8 février 2021 - 08:01
Pour Ecclestone, ‘la F1 c’est Ferrari (...)

A l’occasion de la réception de son « GQ Car Awards Lifetime », Bernie Ecclestone a accordé une interview au magazine du même nom pour revenir sur son parcours, qui se confond avec l’histoire de la F1.

A quoi se consacre d’abord le Bernie Ecclestone d’aujourd’hui ? Est-il toujours dans sa ferme au Brésil ?

« De toute évidence, ma vie a beaucoup changé ces quatre dernières années. C’est beaucoup plus facile maintenant. C’est une façon différente d’agir. Lorsque je dirigeais la Formule 1, je faisais constamment croître le business et je combattais sans cesse les incendies. Mais je suis en Suisse maintenant. À cause de la pandémie, j’ai passé beaucoup de temps avec ma famille. Mes deux filles étaient ici, ainsi que Fabiana, et [mon fils] Ace est né ici. Je n’ai jamais été mal à l’aise en regardant en arrière, j’ai juste été un peu occupé. »

Bernie Ecclestone a marqué l’histoire de la F1 - il était même présent au tout premier Grand Prix de l’histoire, à Silverstone, en mai 1950 !

« Je m’en souviens très bien. En fait, je courais ce week-end-là dans une Cooper 500. Il n’y avait pas d’hôtels. Certaines personnes avaient la chance d’avoir un camping-car ou quelque chose pour dormir, mais j’ai dormi dans ma voiture. Je m’en souviens : c’était une Ford Custom américaine. Alfa Romeo a gagné la course. En fait, ils étaient premier, deuxième et troisième, sans aucune Ferrari engagée. »

Comment se considérerait Bernie Ecclestone ? Comme un pilote reconverti ? Un homme d’affaires ? Un " faiseur de deals " comme Trump, qu’il affectionne par ailleurs ?
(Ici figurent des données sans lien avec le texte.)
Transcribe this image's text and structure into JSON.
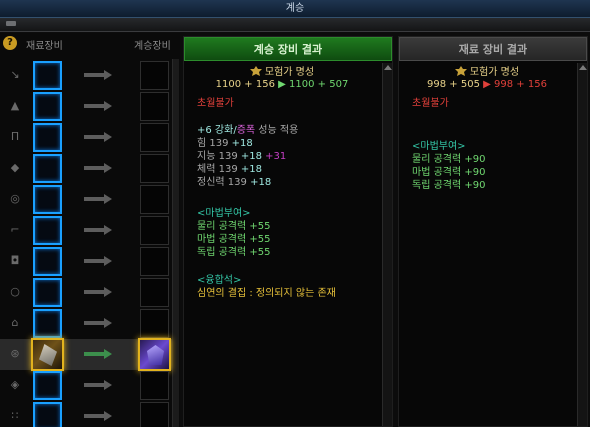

« Je vendais des stylos le dimanche à Petticoat Lane, puis des motos quand je travaillais à la station-service, puis des voitures d’occasion. Je suis un faiseur de deals. Chaque fois que j’ai été confronté à une situation, je l’ai été en tant que faiseur de deals. Vous devez connaître le prix de ce que vous vendez et vous devez calculer le prix que quelqu’un est prêt à payer pour cela. Vous vendez à des personnes très intelligentes. Ils sont très éveillés. Vous devez donc être bien éveillé aussi - chercher une opportunité et la saisir. Mais je suis aussi un homme à poignée de main. Dans le monde entier, les gens savaient que, pour traiter avec moi, une poignée de main suffisait. Si vous regardez les contrats, dès que l’encre est sèche, vous avez un avocat qui essaie de trouver un moyen de s’en sortir. »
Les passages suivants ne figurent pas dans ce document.